Ibn al-Qayyim was the lifelong student of Ibn Taymiyyah. He was imprisoned alongside his teacher, studied under him, and after Ibn Taymiyyah's death, carried the Ḥanbalī reformist tradition into a softer and more interior register. His prose is unlike most classical scholars — fiery, personal, poetic, plain-spoken.
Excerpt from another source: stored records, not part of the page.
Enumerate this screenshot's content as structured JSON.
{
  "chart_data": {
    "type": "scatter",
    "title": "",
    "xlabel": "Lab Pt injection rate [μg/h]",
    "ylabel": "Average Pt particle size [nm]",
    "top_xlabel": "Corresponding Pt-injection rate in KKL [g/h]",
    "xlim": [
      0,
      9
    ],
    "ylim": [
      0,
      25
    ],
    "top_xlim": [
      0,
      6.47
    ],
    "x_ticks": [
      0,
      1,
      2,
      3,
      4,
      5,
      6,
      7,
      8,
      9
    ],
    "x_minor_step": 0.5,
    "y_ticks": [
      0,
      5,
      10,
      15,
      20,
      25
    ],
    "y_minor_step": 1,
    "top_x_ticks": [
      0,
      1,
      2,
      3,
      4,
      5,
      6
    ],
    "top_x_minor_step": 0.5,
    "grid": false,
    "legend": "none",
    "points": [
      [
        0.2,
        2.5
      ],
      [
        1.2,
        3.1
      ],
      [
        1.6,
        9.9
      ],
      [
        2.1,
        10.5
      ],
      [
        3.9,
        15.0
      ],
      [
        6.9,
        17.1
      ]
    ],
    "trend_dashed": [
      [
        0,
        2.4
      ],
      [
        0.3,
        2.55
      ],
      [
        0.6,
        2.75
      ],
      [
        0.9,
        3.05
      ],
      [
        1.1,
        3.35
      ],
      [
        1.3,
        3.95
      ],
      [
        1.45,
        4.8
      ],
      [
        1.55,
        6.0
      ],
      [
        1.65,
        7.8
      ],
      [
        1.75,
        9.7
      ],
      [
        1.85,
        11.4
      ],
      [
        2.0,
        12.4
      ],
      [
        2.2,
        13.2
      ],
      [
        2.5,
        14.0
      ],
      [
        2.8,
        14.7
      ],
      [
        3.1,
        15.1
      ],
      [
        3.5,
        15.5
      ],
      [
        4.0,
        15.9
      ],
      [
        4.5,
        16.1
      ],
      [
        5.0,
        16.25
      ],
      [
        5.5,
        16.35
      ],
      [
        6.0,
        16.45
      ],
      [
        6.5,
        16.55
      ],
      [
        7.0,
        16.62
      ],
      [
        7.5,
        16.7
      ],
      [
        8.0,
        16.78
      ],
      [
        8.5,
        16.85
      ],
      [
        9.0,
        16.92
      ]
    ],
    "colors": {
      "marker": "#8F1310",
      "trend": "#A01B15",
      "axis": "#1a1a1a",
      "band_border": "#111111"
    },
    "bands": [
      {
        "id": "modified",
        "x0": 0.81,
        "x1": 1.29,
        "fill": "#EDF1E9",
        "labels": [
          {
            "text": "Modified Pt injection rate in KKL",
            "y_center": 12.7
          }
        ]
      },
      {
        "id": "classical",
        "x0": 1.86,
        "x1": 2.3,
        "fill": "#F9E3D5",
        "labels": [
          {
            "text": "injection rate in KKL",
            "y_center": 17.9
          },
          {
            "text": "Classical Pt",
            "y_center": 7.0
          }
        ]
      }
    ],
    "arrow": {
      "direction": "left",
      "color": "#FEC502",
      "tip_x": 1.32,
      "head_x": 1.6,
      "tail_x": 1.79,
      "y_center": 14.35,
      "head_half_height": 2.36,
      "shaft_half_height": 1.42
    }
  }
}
Madārij al-Sālikīn is his magnum opus: a commentary on al-Anṣārī's short Sufi treatise, expanded into a sixty-seven-station map of the spiritual life. Each station — yaqaẓah, tawbah, muḥāsabah, maʿrifah — is given its own chapter and filled with Qurʾan, hadith, poetry, and Ibn al-Qayyim's own hard-won experience.

Major works
  • Madārij al-Sālikīn (Ranks of the Divine Seekers)
  • Zād al-Maʿād (Provisions for the Hereafter)
  • Al-Dāʾ wa al-Dawāʾ (The Disease and the Cure)
  • Iʿlām al-Muwaqqiʿīn (fiqh + uṣūl)
  • Rawḍat al-Muḥibbīn (The Garden of the Lovers)
Legacy

Ibn al-Qayyim is the classical author most often read in private by Muslims seeking words for what they already feel. Madārij al-Sālikīn is the standard against which Arabic devotional prose is measured.